This potato specimen from the Kew Garden herbarium was collected in 1847, during the height of the Irish famine. The legend reads "Botrytis infestans," because it was not yet known that Phytophthora does not belong to the mildew-causing Botrytis fungi.
Credit: Marco Thines/Senckenberg Gesellschaft für Naturforschung
The Irish potato famine that caused mass starvation and approximately 1 million deaths in the mid-19th century was triggered by a newly identified strain of potato blight that has been christened "HERB-1," according to a new study.
An international team of molecular biologists studied the historical spread of Phytophthora infestans, a funguslike organism that devastated potato crops and led to the famine in Ireland. The precise strain of the pathogen that caused the devastating outbreak, which lasted from 1845 to 1852, had been unknown.
"We have finally discovered the identity of the exact strain that caused all this havoc," study co-author Hernán Burbano, a researcher at the Max Planck Institute for Developmental Biology in Germany, said in a statement. [Microscopic Worlds Gallery: Fascinating Fungi]
Previously, a Phytophthora strain called US-1 was thought to have triggered the potato famine, but by sequencing the genomes of preserved samples of the plant pathogen, the researchers discovered that a different strain — one that is new to science — was the real culprit.
"Both strains seem to have separated from each other only years before the first major outbreak in Europe," Burbano said.
The researchers studied 11 historic samples from potato leaves that were collected about 150 years ago in Ireland, the United Kingdom, Europe and North America.
The scientists found these ancient samples, which were preserved at the Botanical State Collection Munich and the Kew Gardens in London, still had many intact pieces of DNA. In fact, the DNA quality was so good the researchers were able to sequence the entire genome of Phytophthora infestans and its host, the potato, within just a few weeks.
"The degree of DNA preservation in the herbarium samples really surprised us," study co-author Johannes Krause, a professor of paleogenetics at the University of Tübingen in Germany, said in a statement.

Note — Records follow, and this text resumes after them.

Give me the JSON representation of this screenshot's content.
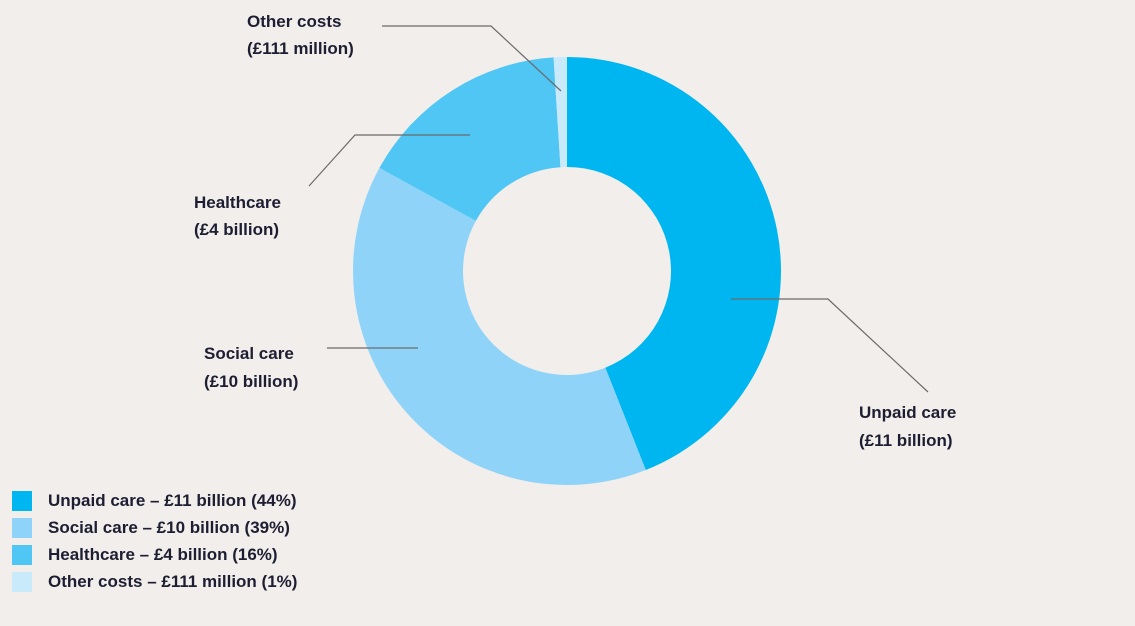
{
  "chart_data": {
    "type": "donut",
    "slices": [
      {
        "label": "Unpaid care",
        "value_text": "£11 billion",
        "percent": 44,
        "color": "#00b6f0",
        "legend": "Unpaid care – £11 billion (44%)",
        "callout": [
          "Unpaid care",
          "(£11 billion)"
        ]
      },
      {
        "label": "Social care",
        "value_text": "£10 billion",
        "percent": 39,
        "color": "#8fd4f8",
        "legend": "Social care – £10 billion (39%)",
        "callout": [
          "Social care",
          "(£10 billion)"
        ]
      },
      {
        "label": "Healthcare",
        "value_text": "£4 billion",
        "percent": 16,
        "color": "#4fc6f4",
        "legend": "Healthcare – £4 billion (16%)",
        "callout": [
          "Healthcare",
          "(£4 billion)"
        ]
      },
      {
        "label": "Other costs",
        "value_text": "£111 million",
        "percent": 1,
        "color": "#c8eafb",
        "legend": "Other costs – £111 million (1%)",
        "callout": [
          "Other costs",
          "(£111 million)"
        ]
      }
    ],
    "legend_position": "bottom-left",
    "background": "#f1eeeb"
  }
}
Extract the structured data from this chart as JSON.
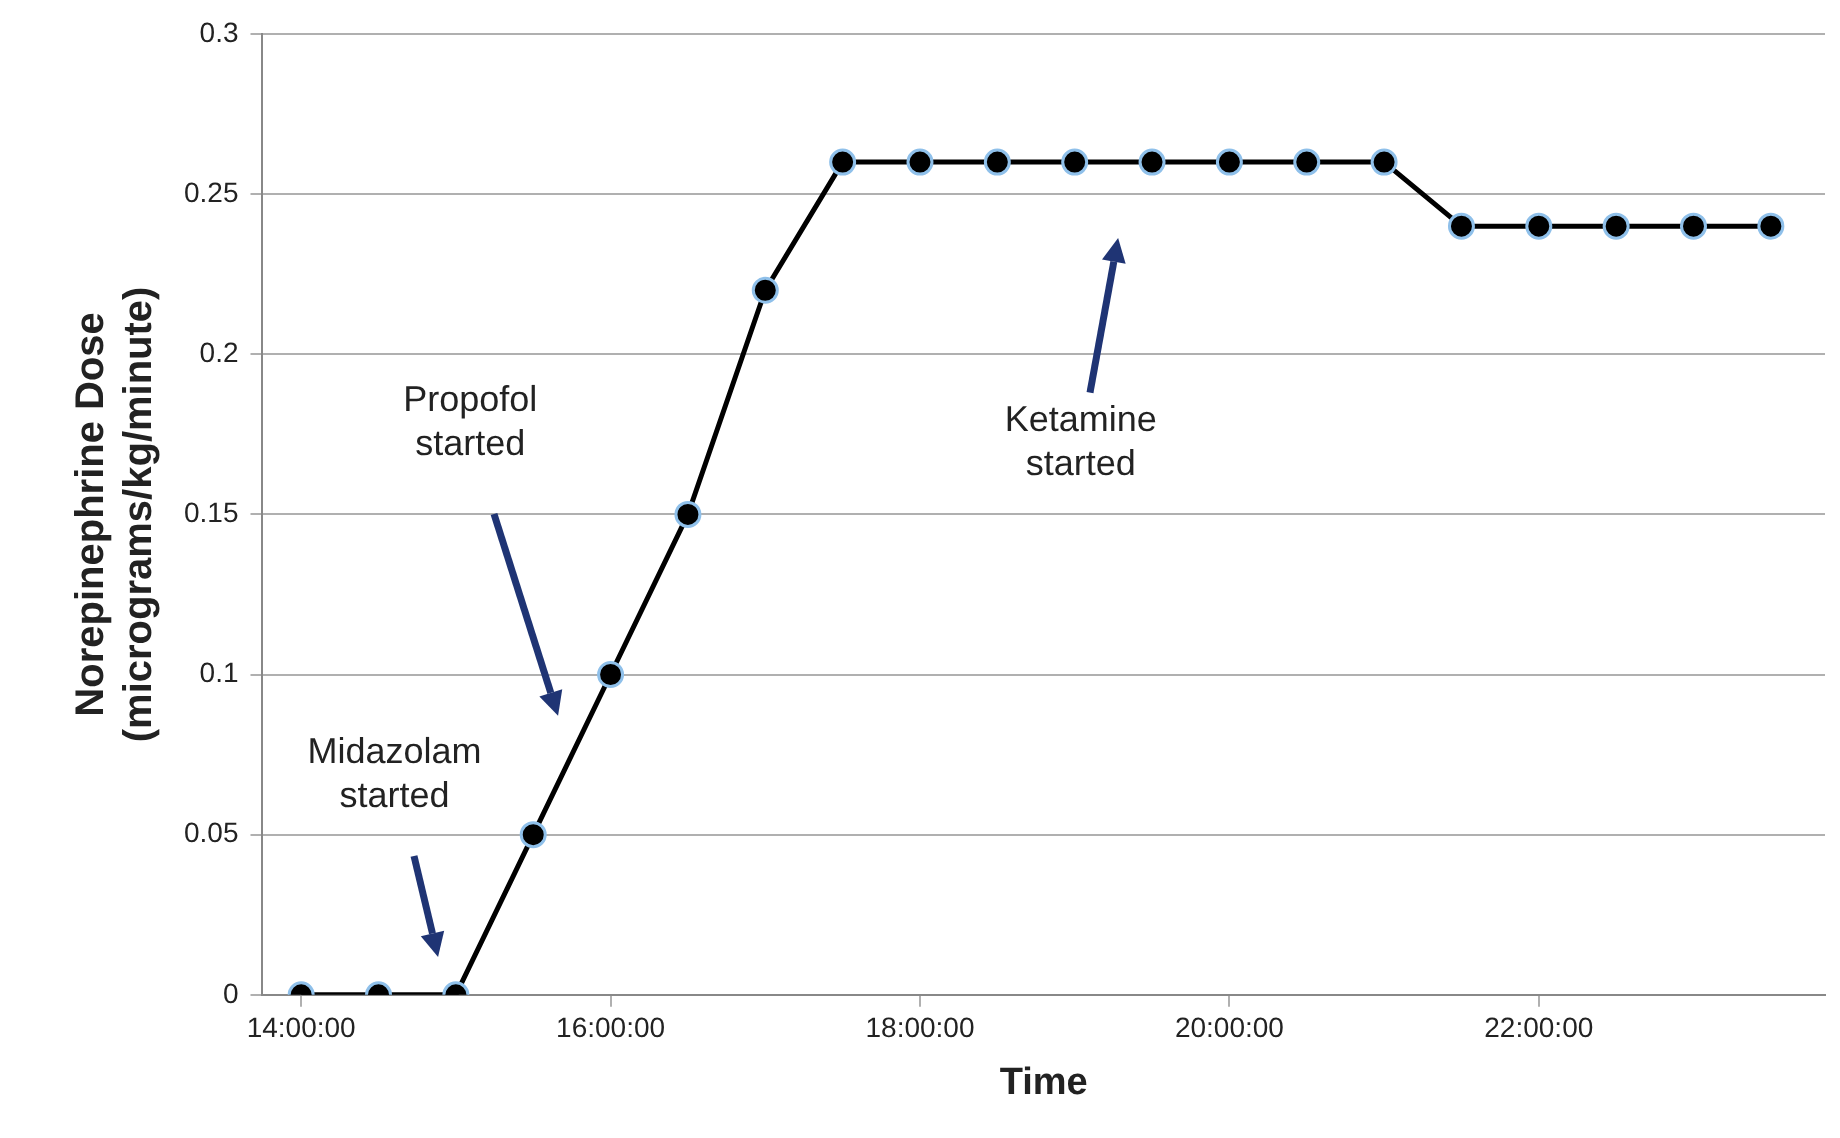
{
  "chart_data": {
    "type": "line",
    "xlabel": "Time",
    "ylabel": "Norepinephrine Dose\n(micrograms/kg/minute)",
    "x": [
      14,
      14.5,
      15,
      15.5,
      16,
      16.5,
      17,
      17.5,
      18,
      18.5,
      19,
      19.5,
      20,
      20.5,
      21,
      21.5,
      22,
      22.5,
      23,
      23.5
    ],
    "series": [
      {
        "color": "#000000",
        "values": [
          0,
          0,
          0,
          0.05,
          0.1,
          0.15,
          0.22,
          0.26,
          0.26,
          0.26,
          0.26,
          0.26,
          0.26,
          0.26,
          0.26,
          0.24,
          0.24,
          0.24,
          0.24,
          0.24
        ]
      }
    ],
    "xlim": [
      13.75,
      23.85
    ],
    "xticks": [
      {
        "value": 14,
        "label": "14:00:00"
      },
      {
        "value": 16,
        "label": "16:00:00"
      },
      {
        "value": 18,
        "label": "18:00:00"
      },
      {
        "value": 20,
        "label": "20:00:00"
      },
      {
        "value": 22,
        "label": "22:00:00"
      }
    ],
    "ylim": [
      0,
      0.3
    ],
    "yticks": [
      0,
      0.05,
      0.1,
      0.15,
      0.2,
      0.25,
      0.3
    ],
    "grid": "y",
    "marker": "circle",
    "line_style": "solid",
    "annotations": [
      "Midazolam\nstarted",
      "Propofol\nstarted",
      "Ketamine\nstarted"
    ]
  }
}
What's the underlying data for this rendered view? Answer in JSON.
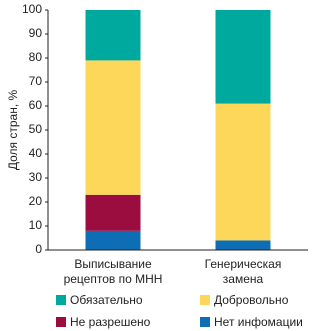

The decoded genomes of these historical samples were then compared with modern Phytophthora strains from Europe, Africa and the Americas. The results enabled the researchers to trace the evolution of the pathogen, including where and when the HERB-1 and US-1 strains likely diverged.
According to the study, Phytophthora infestans originated in Mexico's Toluca Valley. When Europeans and Americans first came to Mexico in the 16th century, the pathogen experienced increased genetic diversity, and in the early 1800s, the HERB-1 Phytophthora strain emerged and was brought out of Mexico, the researchers said.
By the summer of 1845, the HERB-1 strain had arrived at European ports, and the potato disease spread throughout Ireland and the United Kingdom, causing the Irish potato famine. In the 20th century, as new varieties of potatoes were introduced, the HERB-1 strain was eventually replaced by the US-1 Phytophthora strain, the researchers said.
This evolutionary change may have been spurred by the introduction of new crop breeding methods, which suggests that breeding techniques may affect the genetic makeup of plant pathogens.
"Perhaps this strain became extinct when the first resistant potato varieties were bred at the beginning of the 20th century," lead author Kentaro Yoshida, a researcher at The Sainsbury Laboratory in the United Kingdom, said in a statement. "What is for certain is that these findings will greatly help us to understand the dynamics of emerging pathogens."
The new study marks the first time scientists have decoded the genome of a plant pathogen and its host from dried herbarium samples.
"Herbaria represent a rich and untapped source from which we can learn a tremendous amount about the historical distribution of plants and their pests — and also about the history of the people who grew these plants," Yoshida said.
Yoshida and his colleagues report their findings in a paper that was submitted May 17 for publication in the journal eLife.